Car, il faut le dire : la mise en œuvre de l’Aurender est d’une simplicité biblique. Non seulement le manuel en français guide l’utilisateur pas à pas dans l’installation de l’appareil, mais cette dernière ne prend que quelques instants. Le temps de relier l’Aurender au réseau via un câble Ethernet, de télécharger d’un clic l’application iPad depuis l’App Store, de saisir le mot de passe affiché par l’appareil dans l’interface de l’iPad afin de les jumeler et d’introduire son adresse IP dans la fenêtre prévue à cet effet sur un PC ou un Mac, si ce dernier ne la trouve pas tout seul.

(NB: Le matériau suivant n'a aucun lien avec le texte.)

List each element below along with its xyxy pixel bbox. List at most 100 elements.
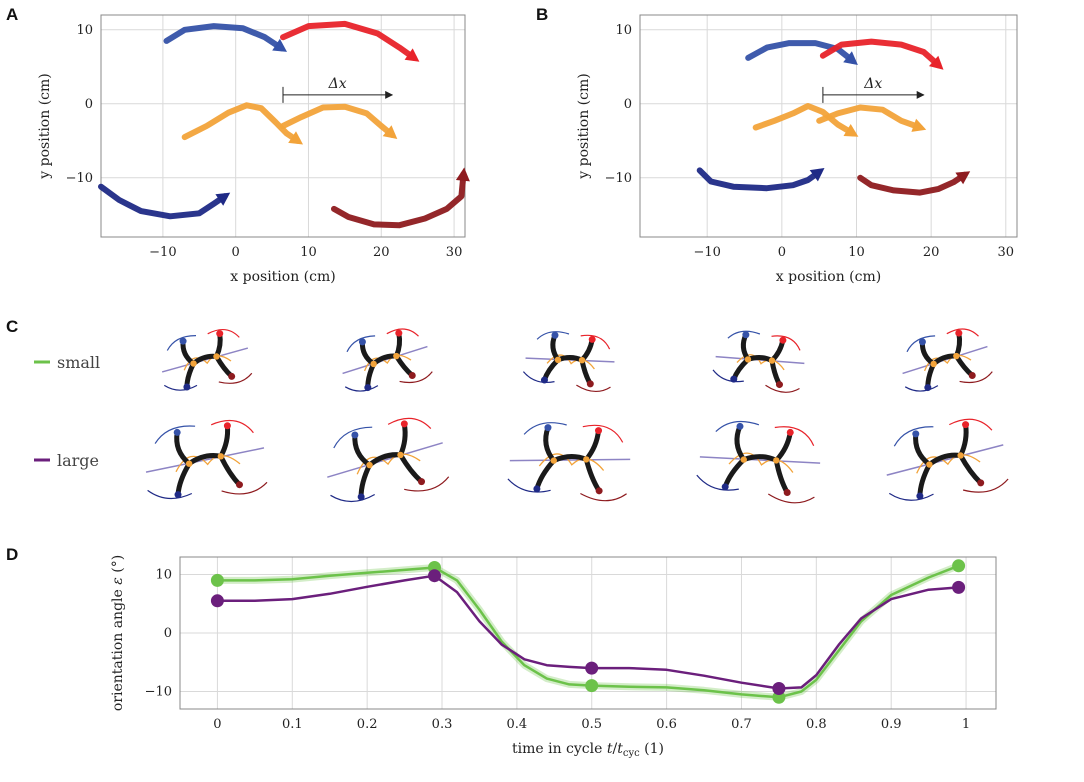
small-series-marker xyxy=(585,679,599,693)
hind-right-trail xyxy=(404,476,450,492)
large-series-marker xyxy=(428,569,441,583)
panel-b-chart: x position (cm) y position (cm) Δx −10 0 1… xyxy=(576,14,1018,285)
front-left-trail xyxy=(154,425,196,444)
panel-a-xlabel: x position (cm) xyxy=(230,269,335,285)
torso-joint xyxy=(397,451,404,459)
foot-hind-left xyxy=(364,384,372,392)
small-series-marker xyxy=(210,573,224,587)
robot-snapshot-large xyxy=(327,417,450,503)
foot-hind-right xyxy=(977,479,985,487)
robot-snapshot-grid xyxy=(145,328,1009,504)
x-tick-label: 0 xyxy=(213,717,221,732)
leg-hind-left xyxy=(175,461,192,498)
robot-snapshot-small xyxy=(522,331,615,392)
panel-a-trajectory-front-right-foot xyxy=(280,20,417,61)
panel-letter-b: B xyxy=(536,5,548,24)
hind-left-trail xyxy=(522,371,555,383)
x-tick-label: −10 xyxy=(149,245,176,260)
leg-front-right xyxy=(583,428,601,462)
panel-a-trajectory-hind-left-foot xyxy=(98,183,228,220)
x-tick-label: 0.6 xyxy=(656,717,677,732)
foot-front-left xyxy=(173,428,181,436)
panel-a-trajectory-arrowhead xyxy=(382,125,398,139)
foot-hind-left xyxy=(924,384,932,392)
panel-a-delta-x-label: Δx xyxy=(328,76,347,92)
torso-joint xyxy=(550,457,557,464)
x-tick-label: 1 xyxy=(962,717,970,732)
torso xyxy=(931,353,959,367)
foot-front-left xyxy=(551,331,559,339)
orientation-line xyxy=(886,444,1004,476)
plot-frame xyxy=(179,556,997,710)
panel-a-trajectory-front-left-foot xyxy=(163,23,285,52)
leg-hind-right xyxy=(769,358,782,388)
x-tick-label: 30 xyxy=(998,245,1015,260)
panel-a-trajectory-arrowhead xyxy=(404,48,420,62)
x-tick-label: −10 xyxy=(693,245,720,260)
front-right-trail xyxy=(580,334,611,350)
panel-letter-d: D xyxy=(6,545,18,564)
front-left-trail xyxy=(333,426,373,449)
x-tick-label: 0 xyxy=(778,245,786,260)
panel-d-ylabel: orientation angle ε (°) xyxy=(110,555,126,711)
hind-right-trail xyxy=(962,478,1009,493)
torso-joint xyxy=(773,457,780,464)
y-tick-label: −10 xyxy=(66,171,93,186)
torso-joint xyxy=(366,461,373,469)
hind-left-trail xyxy=(344,385,379,392)
small-series-line xyxy=(217,564,960,699)
hind-right-trail xyxy=(580,492,627,502)
robot-snapshot-large xyxy=(145,419,268,500)
legend-large-label: large xyxy=(57,451,99,470)
leg-front-left xyxy=(913,431,932,467)
hind-right-trail xyxy=(767,493,815,504)
panel-b-delta-x-label: Δx xyxy=(863,76,882,92)
hind-right-trail xyxy=(959,371,993,384)
panel-b-trajectory-front-left-foot xyxy=(745,40,856,64)
panel-a-trajectory-torso-front xyxy=(181,102,301,144)
y-tick-label: 10 xyxy=(615,23,632,38)
large-series-line xyxy=(217,574,959,690)
foot-front-right xyxy=(955,329,963,337)
front-right-trail xyxy=(774,426,815,446)
torso-joint xyxy=(744,356,752,363)
foot-hind-left xyxy=(540,376,548,384)
foot-front-left xyxy=(912,430,920,438)
panel-b-trajectory-arrowhead xyxy=(929,55,944,70)
hind-right-trail xyxy=(576,384,611,392)
foot-hind-right xyxy=(586,380,594,388)
front-left-trail xyxy=(166,334,197,351)
torso-joint xyxy=(768,357,776,364)
x-tick-label: 20 xyxy=(923,245,940,260)
large-series-marker xyxy=(585,661,599,675)
leg-hind-left xyxy=(358,462,372,500)
hind-left-trail xyxy=(888,492,934,501)
torso-joint xyxy=(370,360,377,368)
y-tick-label: −10 xyxy=(605,171,632,186)
panel-a-chart: x position (cm) y position (cm) Δx −10 0 1… xyxy=(37,14,470,285)
panel-a-trajectory-torso-back xyxy=(280,103,396,138)
torso-joint xyxy=(930,360,937,368)
plot-frame xyxy=(639,14,1018,238)
robot-snapshot-small xyxy=(161,329,253,391)
torso-joint xyxy=(393,352,400,360)
x-tick-label: 0 xyxy=(232,245,240,260)
orientation-line xyxy=(715,355,805,365)
leg-hind-left xyxy=(925,361,937,391)
small-series-marker xyxy=(952,559,966,573)
torso-joint xyxy=(578,356,586,364)
front-left-trail xyxy=(893,426,934,447)
front-left-trail xyxy=(346,335,376,353)
leg-front-left xyxy=(359,339,377,367)
leg-front-left xyxy=(352,432,372,468)
robot-snapshot-large xyxy=(507,422,631,502)
front-right-trail xyxy=(946,328,979,337)
foot-front-right xyxy=(400,420,408,428)
robot-snapshot-small xyxy=(902,328,993,392)
hind-left-trail xyxy=(147,489,193,500)
front-right-trail xyxy=(210,419,254,434)
panel-b-ylabel: y position (cm) xyxy=(576,73,592,179)
leg-hind-left xyxy=(184,361,196,390)
hind-right-trail xyxy=(218,372,253,384)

Dès lors, la copie des fichiers musicaux dans l’Aurender se fait comme sur n’importe quel disque dur, d’un simple glisser-déposer. À moins que vous ne préfériez connecter une clé ou un HDD directement au port USB, ce qui entraînera automatiquement la copie des informations sur sa mémoire interne. Il est même possible d’y relier un lecteur de CD-ROM en USB, car le S10 est également capable de ripper vos albums lui-même au format FLAC, et d’aller chercher pochettes et informations supplémentaires sur la base de données FreeDB disponible sur Internet.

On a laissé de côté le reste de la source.